Stress, Sleep, and Other Triggers
Tics wax and wane naturally, but certain factors reliably make them worse. Stress is the most consistent amplifier. Fatigue runs a close second: children with sleep disorders have more severe tics and greater tic-related impairment than children who sleep well. Difficulty falling asleep reduces total sleep time and fragments what sleep does occur, which lowers emotional regulation and raises stress levels, creating a feedback loop that worsens tics further.
Excitement, anxiety, and boredom can all increase tic frequency. Paradoxically, tics often decrease during focused activities like playing a sport or a musical instrument, then surge afterward when the person relaxes. This pattern sometimes leads parents to wonder if the tics are voluntary, but they aren’t. The brain’s attention systems can temporarily suppress tic circuits during concentration, and the tics “catch up” once that suppression lifts.
How Tics Differ From Other Involuntary Movements
Not every involuntary movement is a tic. The key feature of tics is that they are stereotyped (the same movement repeating in a recognizable pattern) and temporarily suppressible with conscious effort. Most people with tics also describe a premonitory urge, a building tension or uncomfortable sensation that precedes the tic and is relieved by performing it.

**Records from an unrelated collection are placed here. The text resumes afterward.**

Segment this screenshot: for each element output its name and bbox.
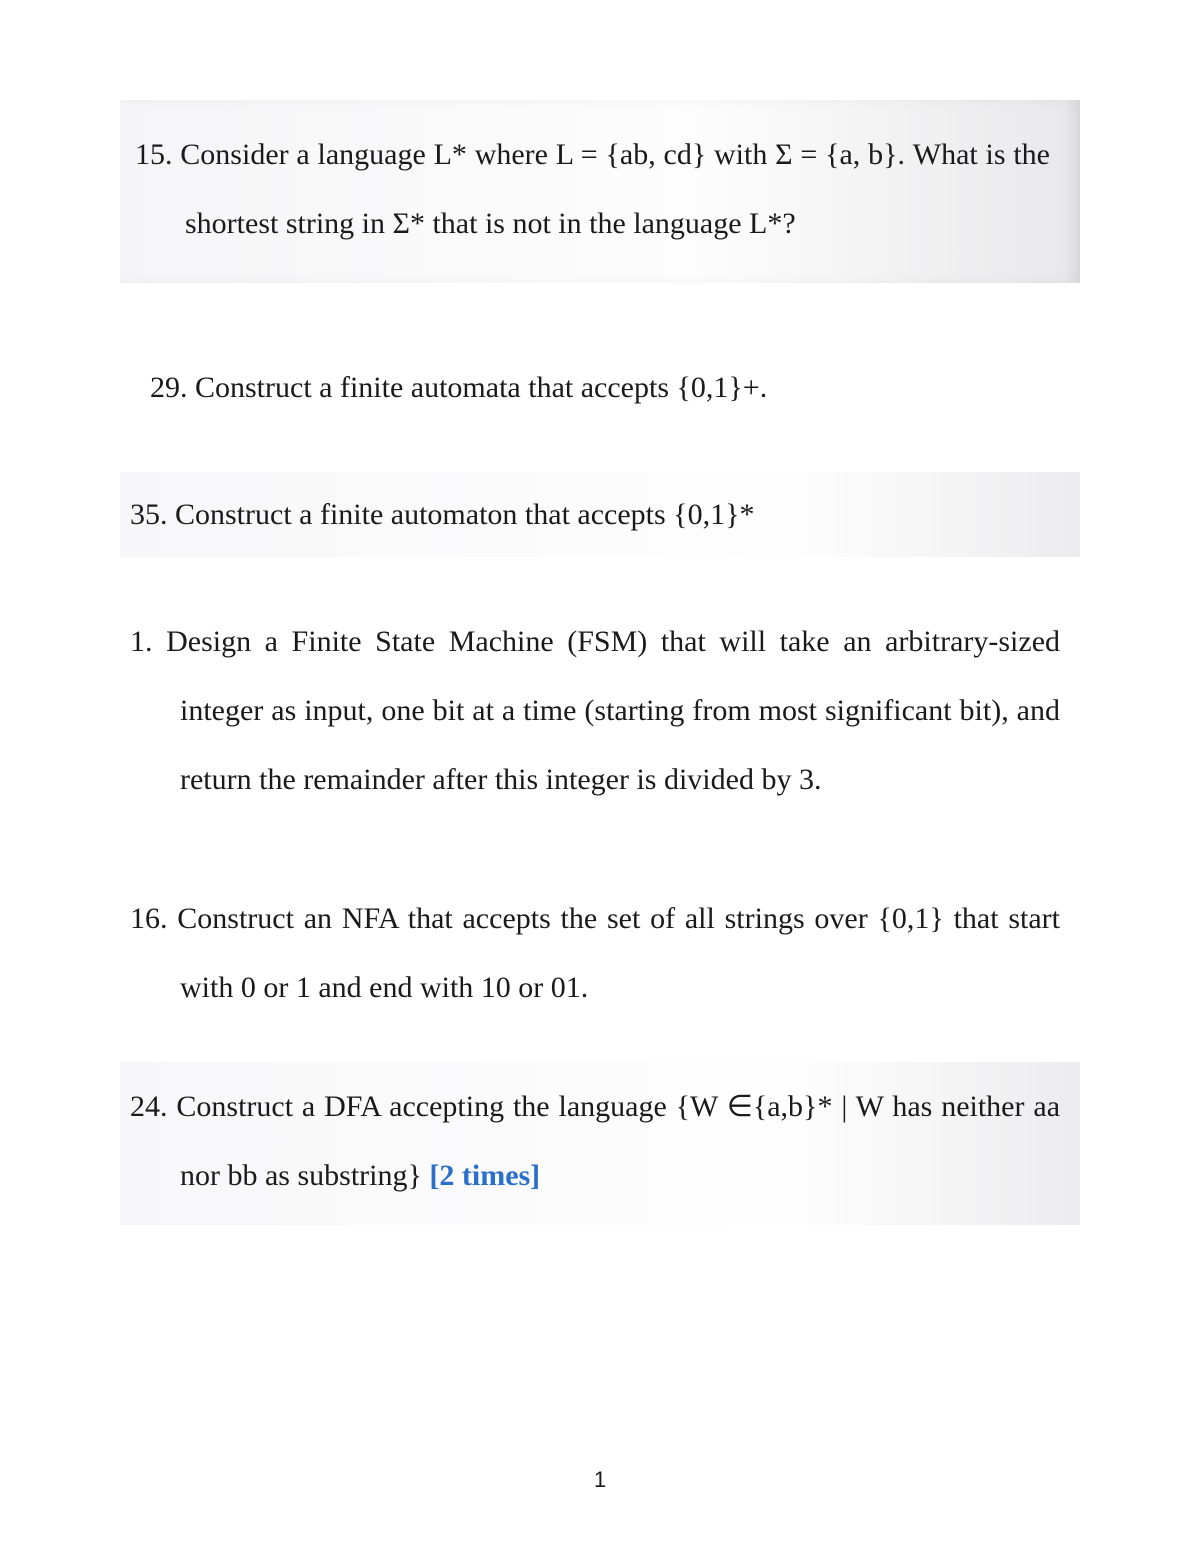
question-number: 29.	[150, 371, 188, 404]
question-35-text: 35. Construct a finite automaton that ac…	[130, 480, 1060, 549]
question-text: Construct a finite automaton that accept…	[175, 498, 754, 531]
question-1-text: 1. Design a Finite State Machine (FSM) t…	[130, 607, 1060, 814]
question-text: Design a Finite State Machine (FSM) that…	[166, 625, 1060, 796]
question-number: 24.	[130, 1090, 168, 1123]
question-text: Consider a language L* where L = {ab, cd…	[180, 138, 1050, 240]
question-text: Construct a DFA accepting the language {…	[176, 1090, 1060, 1192]
question-24: 24. Construct a DFA accepting the langua…	[120, 1062, 1080, 1225]
question-16-text: 16. Construct an NFA that accepts the se…	[130, 884, 1060, 1022]
page-number: 1	[594, 1467, 606, 1493]
question-29-text: 29. Construct a finite automata that acc…	[150, 353, 1060, 422]
question-24-text: 24. Construct a DFA accepting the langua…	[130, 1072, 1060, 1210]
question-15: 15. Consider a language L* where L = {ab…	[120, 100, 1080, 283]
question-16: 16. Construct an NFA that accepts the se…	[120, 874, 1080, 1032]
question-15-text: 15. Consider a language L* where L = {ab…	[135, 120, 1050, 258]
question-text: Construct a finite automata that accepts…	[195, 371, 767, 404]
question-number: 35.	[130, 498, 168, 531]
question-29: 29. Construct a finite automata that acc…	[120, 343, 1080, 432]
question-1: 1. Design a Finite State Machine (FSM) t…	[120, 597, 1080, 824]
question-number: 16.	[130, 902, 168, 935]
question-35: 35. Construct a finite automaton that ac…	[120, 472, 1080, 557]
question-text: Construct an NFA that accepts the set of…	[177, 902, 1060, 1004]
question-highlight: [2 times]	[429, 1159, 540, 1192]
question-number: 15.	[135, 138, 173, 171]
question-number: 1.	[130, 625, 153, 658]
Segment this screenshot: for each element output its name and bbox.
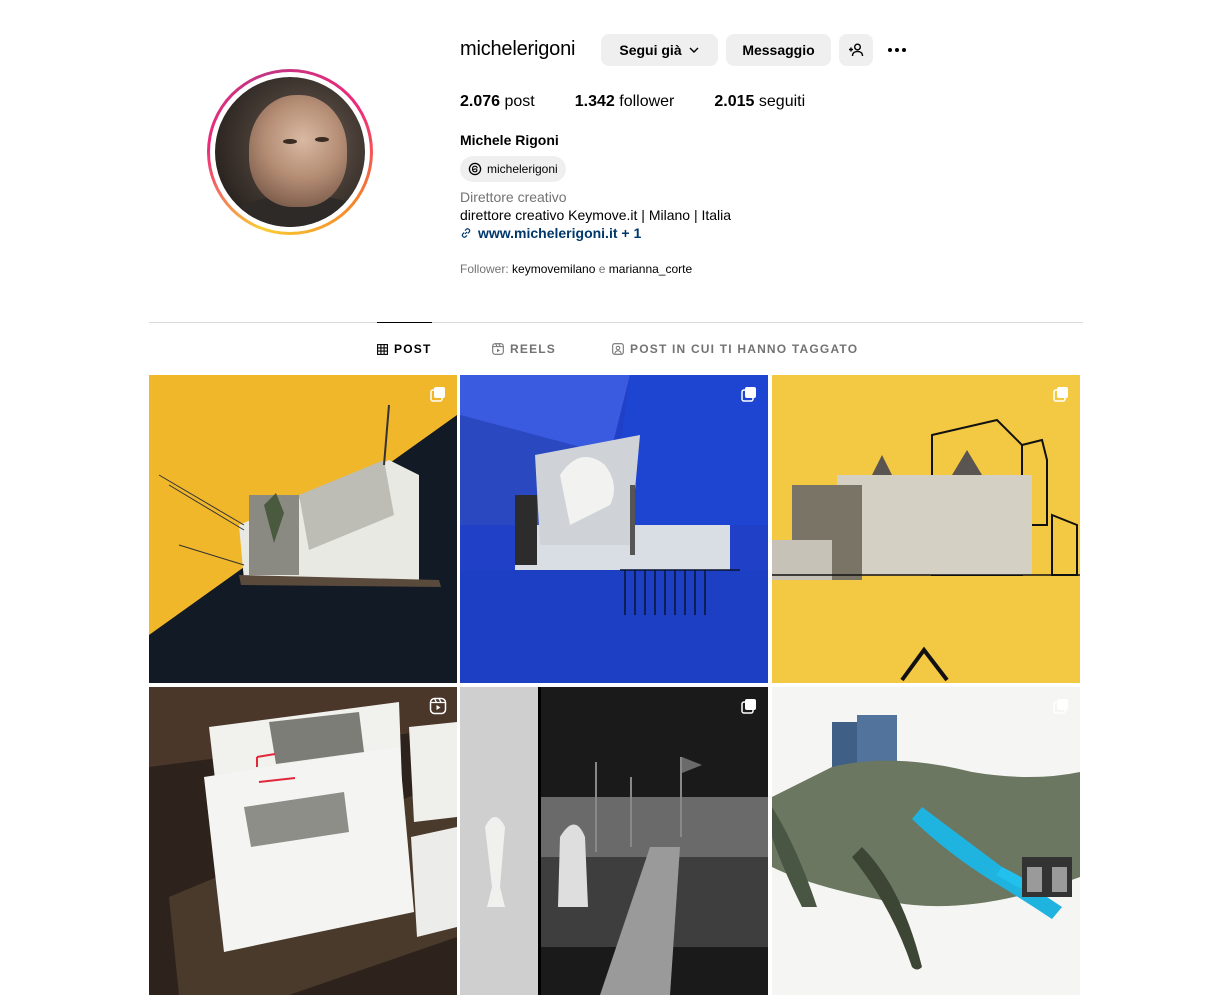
profile-bio: direttore creativo Keymove.it | Milano |… bbox=[460, 207, 732, 223]
carousel-icon bbox=[1053, 387, 1068, 402]
following-stat[interactable]: 2.015 seguiti bbox=[714, 93, 805, 111]
post-image bbox=[149, 687, 457, 995]
followed-by-user[interactable]: marianna_corte bbox=[609, 262, 692, 276]
carousel-icon bbox=[741, 699, 756, 714]
post-image bbox=[460, 687, 768, 995]
avatar-eye bbox=[283, 139, 297, 144]
reel-icon bbox=[429, 697, 447, 715]
carousel-icon bbox=[1053, 699, 1068, 714]
post-image bbox=[460, 375, 768, 683]
suggested-users-button[interactable] bbox=[839, 34, 873, 66]
profile-link[interactable]: www.michelerigoni.it + 1 bbox=[460, 225, 641, 241]
posts-stat: 2.076 post bbox=[460, 93, 535, 111]
post-image bbox=[149, 375, 457, 683]
tab-reels-label: REELS bbox=[510, 342, 557, 356]
post-thumbnail[interactable] bbox=[460, 375, 768, 683]
tabs-divider bbox=[149, 322, 1083, 323]
followed-by-prefix: Follower: bbox=[460, 262, 509, 276]
post-thumbnail[interactable] bbox=[149, 687, 457, 995]
profile-stats: 2.076 post 1.342 follower 2.015 seguiti bbox=[460, 93, 845, 111]
profile-username: michelerigoni bbox=[460, 38, 576, 60]
tab-tagged[interactable]: POST IN CUI TI HANNO TAGGATO bbox=[612, 342, 858, 356]
chevron-down-icon bbox=[689, 47, 699, 53]
post-image bbox=[772, 687, 1080, 995]
link-icon bbox=[461, 228, 471, 238]
followed-by-user[interactable]: keymovemilano bbox=[512, 262, 595, 276]
avatar-face bbox=[249, 95, 347, 207]
following-button[interactable]: Segui già bbox=[601, 34, 718, 66]
active-tab-indicator bbox=[377, 322, 432, 323]
threads-icon bbox=[468, 162, 482, 176]
message-button[interactable]: Messaggio bbox=[726, 34, 831, 66]
followers-count: 1.342 bbox=[574, 93, 615, 110]
followers-label: follower bbox=[619, 93, 675, 110]
tagged-icon bbox=[612, 343, 624, 355]
carousel-icon bbox=[741, 387, 756, 402]
tab-reels[interactable]: REELS bbox=[492, 342, 556, 356]
reels-icon bbox=[492, 343, 504, 355]
threads-badge[interactable]: michelerigoni bbox=[460, 156, 566, 182]
profile-avatar-ring[interactable] bbox=[207, 69, 373, 235]
following-label: seguiti bbox=[758, 93, 806, 110]
avatar[interactable] bbox=[215, 77, 365, 227]
carousel-icon bbox=[430, 387, 445, 402]
avatar-frame bbox=[210, 72, 370, 232]
avatar-eye bbox=[315, 137, 329, 142]
threads-handle: michelerigoni bbox=[487, 162, 558, 176]
posts-count: 2.076 bbox=[460, 93, 501, 110]
following-button-label: Segui già bbox=[619, 42, 682, 58]
add-person-icon bbox=[849, 43, 864, 57]
message-button-label: Messaggio bbox=[742, 42, 815, 58]
following-count: 2.015 bbox=[714, 93, 755, 110]
tab-posts[interactable]: POST bbox=[377, 342, 431, 356]
profile-category: Direttore creativo bbox=[460, 189, 567, 205]
post-thumbnail[interactable] bbox=[772, 375, 1080, 683]
followed-by-and: e bbox=[598, 262, 606, 276]
followers-stat[interactable]: 1.342 follower bbox=[575, 93, 675, 111]
tab-tagged-label: POST IN CUI TI HANNO TAGGATO bbox=[630, 342, 859, 356]
tab-posts-label: POST bbox=[394, 342, 432, 356]
grid-icon bbox=[377, 343, 388, 355]
post-thumbnail[interactable] bbox=[149, 375, 457, 683]
profile-link-text: www.michelerigoni.it + 1 bbox=[478, 225, 642, 241]
followed-by[interactable]: Follower: keymovemilano e marianna_corte bbox=[460, 262, 692, 276]
post-thumbnail[interactable] bbox=[772, 687, 1080, 995]
more-options-icon bbox=[888, 48, 906, 52]
posts-label: post bbox=[504, 93, 535, 110]
post-thumbnail[interactable] bbox=[460, 687, 768, 995]
more-options-button[interactable] bbox=[882, 34, 912, 66]
profile-full-name: Michele Rigoni bbox=[460, 132, 559, 148]
post-image bbox=[772, 375, 1080, 683]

Myoclonus produces shock-like jerks that cannot be suppressed at all. Dystonia causes sustained muscle contractions that twist the body into abnormal postures, often worsened by stress but typically triggered by voluntary movement. Chorea produces rapid, dance-like, unpatterned movements that may look purposeful, like someone fidgeting or adjusting their clothing. Each of these points to different underlying conditions and different brain circuits, so an accurate description of the movement matters for getting the right diagnosis.

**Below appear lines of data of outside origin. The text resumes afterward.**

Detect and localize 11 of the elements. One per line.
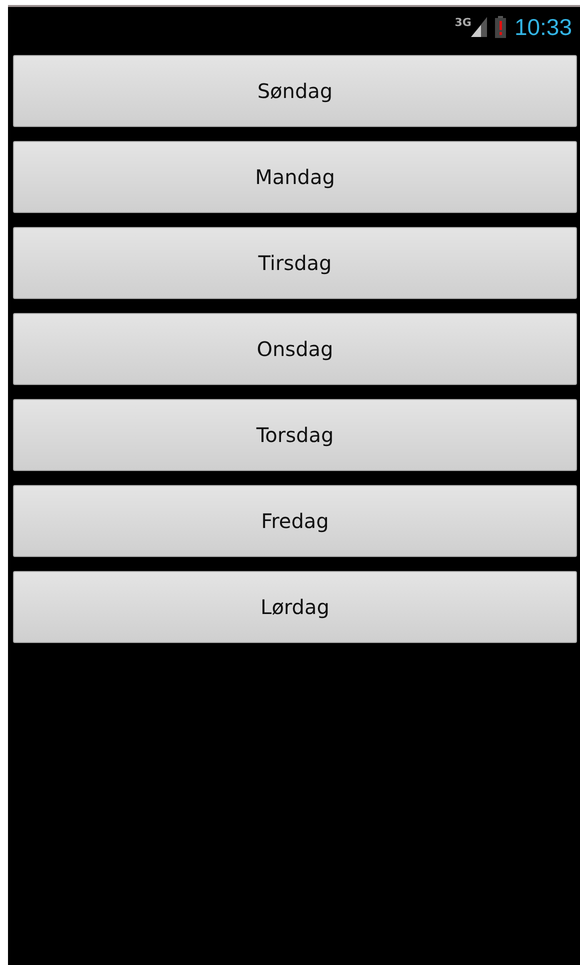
day-button[interactable]: Torsdag [13, 399, 577, 471]
battery-icon [495, 16, 506, 38]
clock: 10:33 [514, 12, 572, 42]
day-button[interactable]: Lørdag [13, 571, 577, 643]
day-button[interactable]: Onsdag [13, 313, 577, 385]
day-button[interactable]: Søndag [13, 55, 577, 127]
day-button[interactable]: Tirsdag [13, 227, 577, 299]
day-button[interactable]: Mandag [13, 141, 577, 213]
signal-icon [471, 17, 488, 37]
day-button[interactable]: Fredag [13, 485, 577, 557]
network-type-label: 3G [454, 17, 472, 28]
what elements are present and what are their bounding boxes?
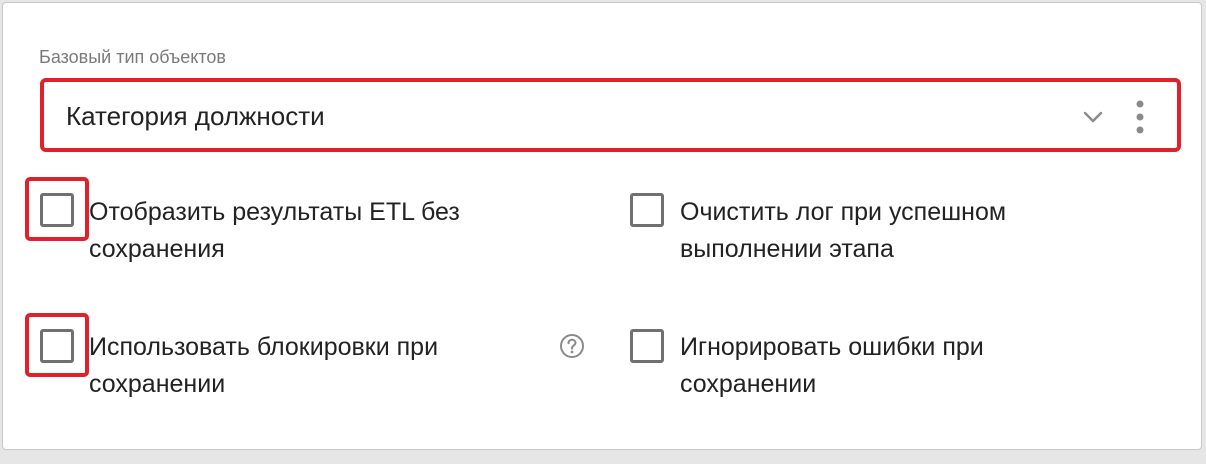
ignore-errors-checkbox[interactable] — [630, 329, 664, 363]
question-circle-icon[interactable] — [559, 333, 585, 359]
kebab-menu-icon[interactable] — [1128, 98, 1152, 136]
show-etl-results-line2: сохранения — [89, 235, 225, 263]
clear-log-line1: Очистить лог при успешном — [680, 198, 1007, 226]
show-etl-results-checkbox[interactable] — [40, 193, 74, 227]
clear-log-label[interactable]: Очистить лог при успешном выполнении эта… — [680, 194, 1006, 268]
show-etl-results-label[interactable]: Отобразить результаты ETL без сохранения — [89, 194, 460, 268]
use-locks-line2: сохранении — [89, 370, 226, 398]
base-type-label: Базовый тип объектов — [39, 47, 226, 67]
ignore-errors-line2: сохранении — [680, 370, 817, 398]
chevron-down-icon[interactable] — [1080, 104, 1106, 130]
base-type-value: Категория должности — [66, 101, 325, 131]
use-locks-label[interactable]: Использовать блокировки при сохранении — [89, 329, 438, 403]
clear-log-line2: выполнении этапа — [680, 235, 894, 263]
clear-log-checkbox[interactable] — [630, 193, 664, 227]
ignore-errors-label[interactable]: Игнорировать ошибки при сохранении — [680, 329, 984, 403]
settings-panel: Базовый тип объектов Категория должности… — [2, 2, 1202, 450]
ignore-errors-line1: Игнорировать ошибки при — [680, 333, 984, 361]
base-type-select[interactable]: Категория должности — [40, 78, 1181, 152]
use-locks-line1: Использовать блокировки при — [89, 333, 439, 361]
show-etl-results-line1: Отобразить результаты ETL без — [89, 198, 460, 226]
use-locks-checkbox[interactable] — [40, 329, 74, 363]
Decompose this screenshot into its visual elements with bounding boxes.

Conditions That Commonly Occur Alongside Tics
Tics rarely travel alone. The majority of children diagnosed with Tourette syndrome also have at least one co-occurring condition. ADHD is the most common, present in roughly 60 percent of children with Tourette syndrome. OCD is the second most frequent companion, affecting about half. Anxiety disorders, learning disabilities, and behavioral challenges round out the list. In many cases, these co-occurring conditions cause more daily difficulty than the tics themselves, and addressing them can significantly improve quality of life even if the tics persist.